Afterwards, wrapped in a robe and sipping a matcha that tasted like self-respect, Karim turned to me with the dazed expression of a man who’d just spent twenty minutes in a gold suite being gently baked. “I think I just met my inner child,” he said, “and she told me to quit my job and open a pottery studio.” I told him that was just the CBD talking. But maybe it wasn’t. Maybe that’s the point. True luxury, the kind Serenity is banking on for the next decade, isn’t about escaping your life. It’s about getting quiet enough to remember which parts of it are actually yours.

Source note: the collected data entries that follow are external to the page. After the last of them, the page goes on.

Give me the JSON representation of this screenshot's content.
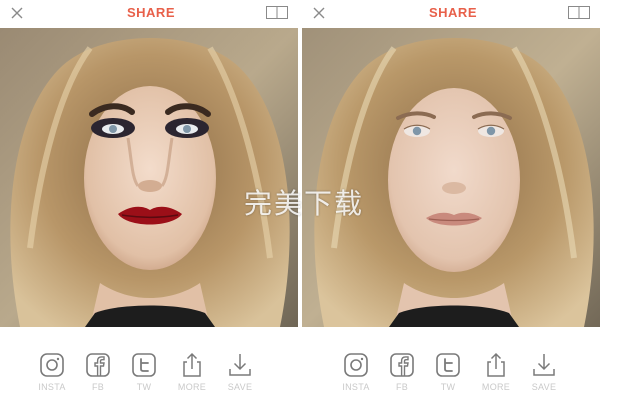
{
  "left_panel": {
    "title": "SHARE",
    "close_icon": "close-icon",
    "compare_icon": "compare-toggle-icon",
    "photo": "after-makeup-photo",
    "actions": [
      {
        "label": "INSTA",
        "icon": "instagram-icon"
      },
      {
        "label": "FB",
        "icon": "facebook-icon"
      },
      {
        "label": "TW",
        "icon": "twitter-icon"
      },
      {
        "label": "MORE",
        "icon": "share-more-icon"
      },
      {
        "label": "SAVE",
        "icon": "download-icon"
      }
    ]
  },
  "right_panel": {
    "title": "SHARE",
    "close_icon": "close-icon",
    "compare_icon": "compare-toggle-icon",
    "photo": "before-makeup-photo",
    "actions": [
      {
        "label": "INSTA",
        "icon": "instagram-icon"
      },
      {
        "label": "FB",
        "icon": "facebook-icon"
      },
      {
        "label": "TW",
        "icon": "twitter-icon"
      },
      {
        "label": "MORE",
        "icon": "share-more-icon"
      },
      {
        "label": "SAVE",
        "icon": "download-icon"
      }
    ]
  },
  "watermark": "完美下载",
  "colors": {
    "accent": "#e8604a",
    "icon": "#7a7a7a",
    "label": "#c9c9c9"
  }
}
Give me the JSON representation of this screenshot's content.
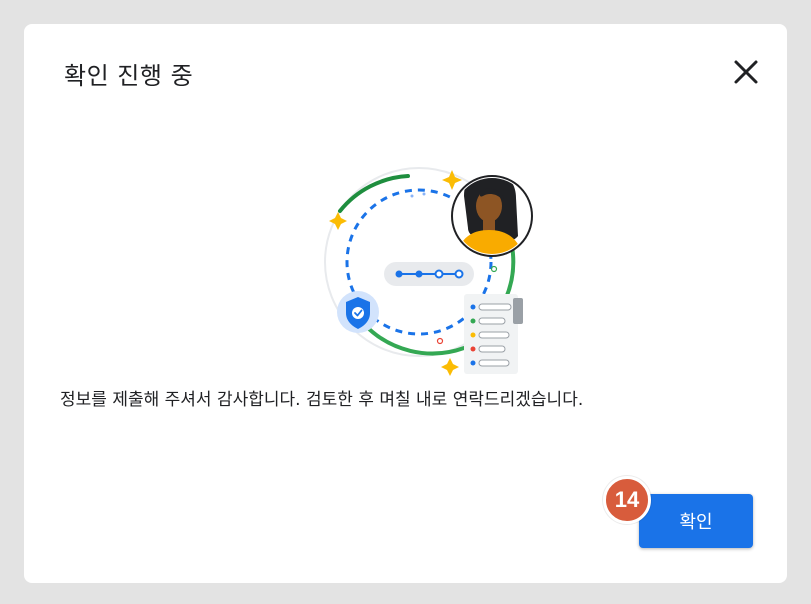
{
  "dialog": {
    "title": "확인 진행 중",
    "message": "정보를 제출해 주셔서 감사합니다. 검토한 후 며칠 내로 연락드리겠습니다.",
    "confirm_label": "확인",
    "step_badge": "14",
    "close_icon": "close-icon"
  },
  "colors": {
    "primary_button": "#1a73e8",
    "badge": "#d85c3c",
    "background": "#e3e3e3",
    "dialog": "#ffffff"
  }
}
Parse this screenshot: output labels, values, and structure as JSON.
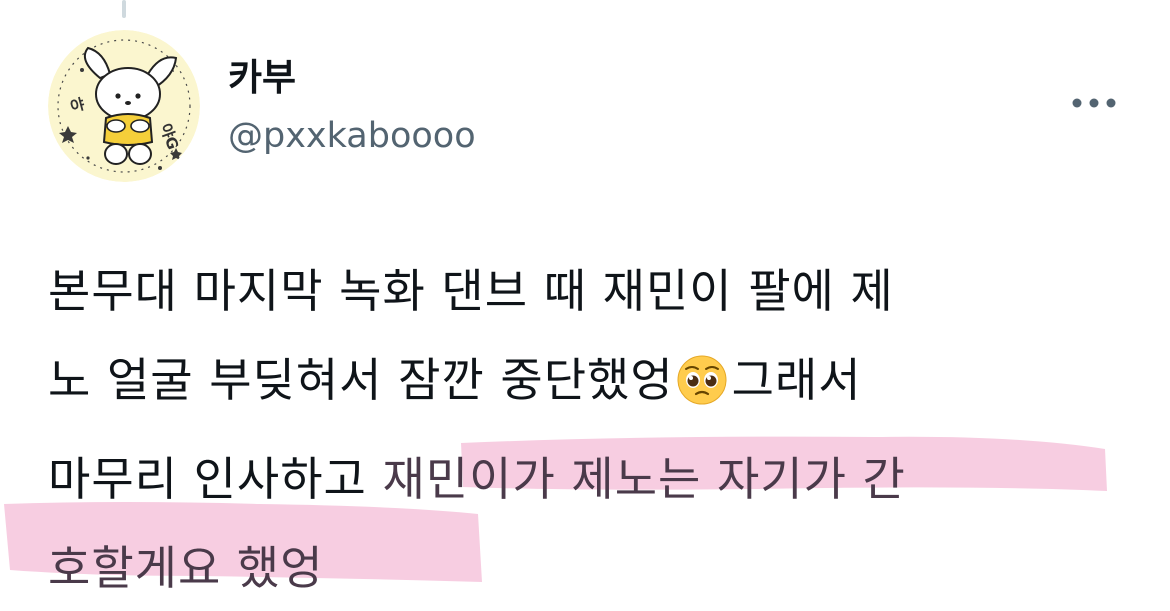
{
  "tweet": {
    "display_name": "카부",
    "handle": "@pxxkaboooo",
    "avatar_icon": "pochacco-avatar-icon",
    "more_icon": "more-options-icon",
    "text": {
      "line1": "본무대 마지막 녹화 댄브 때 재민이 팔에 제",
      "line2_before_emoji": "노 얼굴 부딪혀서 잠깐 중단했엉",
      "line2_after_emoji": "그래서",
      "line3_plain": "마무리 인사하고 ",
      "line3_highlighted": "재민이가 제노는 자기가 간",
      "line4_highlighted": "호할게요 했엉",
      "emoji": "pleading-face-emoji"
    },
    "avatar_text_left": "야",
    "avatar_text_right": "야G",
    "highlight_color": "#f2b8d4"
  }
}
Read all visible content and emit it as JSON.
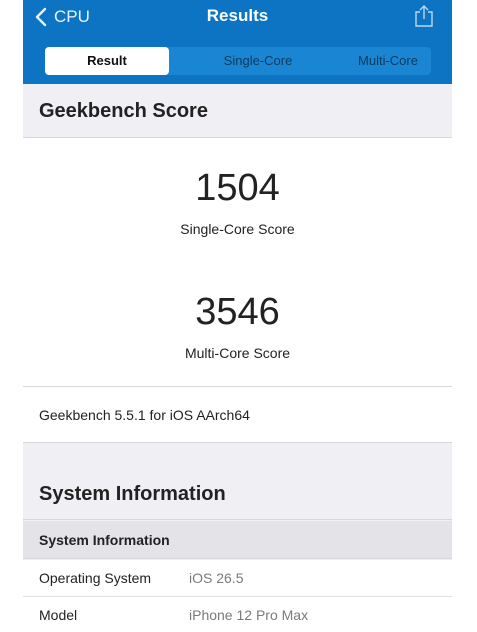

So, happy birthday, Serenity. Ten years of teaching us that slowing down is the most glamorous thing we’ll ever do. If you need me, I’ll be poolside, pretending the complimentary beach access is a personality trait and wondering whether it’s too late to become a professional matcha taster. Reservations are available via WhatsApp, and I suggest you approach them like a Gen Z fan trying to secure concert tickets: swift, determined and slightly unhinged. Your nervous system will thank you. And your inbox can wait.